As a blogger, I began to see how I fit within the community, that my tiny voice had power--the way the flapping of a single butterfly can begin a chain reaction that affects the world's weather. I was only getting about 40 visitors a day, but when we talked about the impact and reach of milblogs we realized that our interconnectivity allowed small voices like mine to speak up and have a big impact. John Donovan pointed out the developing Fran O'Brien's story: my post at the Castle had gotten linked by Fark.com and the story took off; Little Ol' Me had started what soon became a blogswarm on Hilton. This level of potential impact from one little person comes from the connections and networks we have among the milblogs, connections and networks that were newly-discovered or strengthened that weekend. The knowledge, contacts, skills and creativity in our assembled community were stunning, and I think we all left the conference invigorated--excited about our collective potential, full of ideas, and rededicated to our goals of both supporting and giving voice to the military community in this new media age.
On the volunteer front, it was huge for Valour-IT. I spent so much time talking to various reporters that I actually missed most of the afternoon sessions and had to merely wave at people that had been on my "Must Meet" list as I looked for a quiet place to talk to yet another reporter. We got our first big break when the BBC reporter eventually wrote a beautiful article after I'd spent the 4-block walk back from lunch chatting him up. I wasn't the only one who found it "professionally" productive: tons of networking and idea-sharing occurred as civilians and militalry-types applied their collective wisdom to issues in organically-forming groups outside the structured sessions.

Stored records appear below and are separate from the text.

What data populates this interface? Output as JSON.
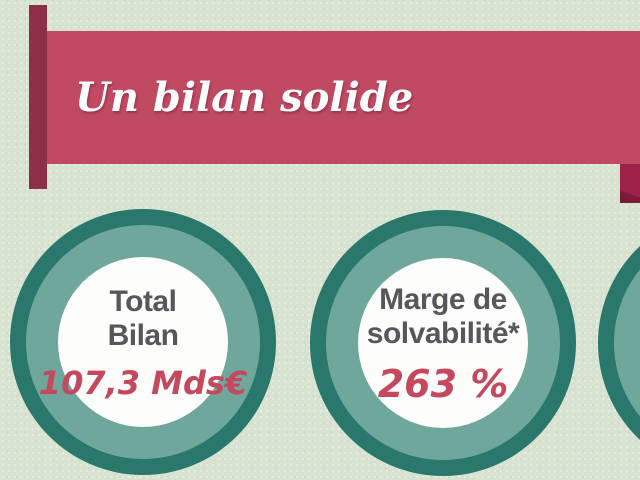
{
  "banner": {
    "title": "Un bilan solide"
  },
  "stats": [
    {
      "line1": "Total",
      "line2": "Bilan",
      "value": "107,3 Mds€"
    },
    {
      "line1": "Marge de",
      "line2": "solvabilité*",
      "value": "263 %"
    },
    {
      "line1": "",
      "line2": "",
      "value": ""
    }
  ],
  "colors": {
    "bg": "#d8e2d0",
    "banner": "#c14a63",
    "banner_text": "#ffffff",
    "ribbon_pole": "#8d2f46",
    "fold": "#9e2147",
    "fold_dark": "#7a1c39",
    "ring_outer": "#2a786c",
    "ring_inner": "#6fa79d",
    "disc": "#fdfdfc",
    "label": "#57565a",
    "value": "#c5495e"
  }
}
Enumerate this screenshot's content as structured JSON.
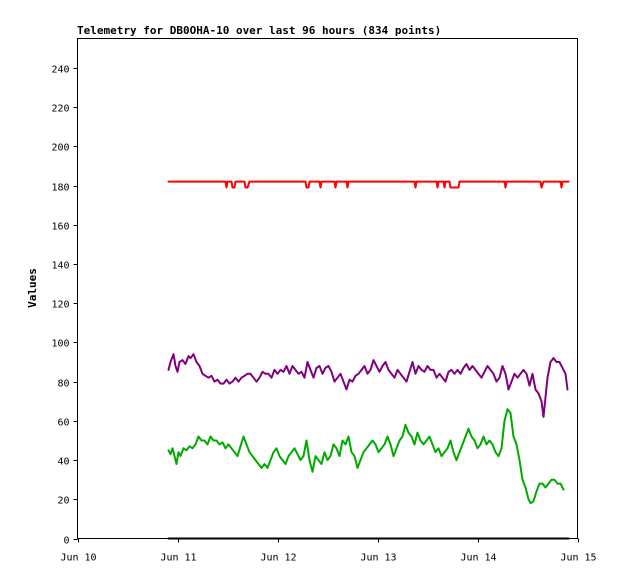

Every person who attends a MilBlog Conference will have different goals and different potentials, will come away with different benefits for having been there. The conference was nothing that I expected, and yet everything I could have possibly dreamed. I've used the word synergy to describe what happened there, and I think that's the only way to encapsulate it: there is no substitute for people bringing their knowledge, experience, passion, ideas and personal connections together in one location to stir the pot and see what happens. I don't know how it works with other groups, but with milbloggers... it's magic.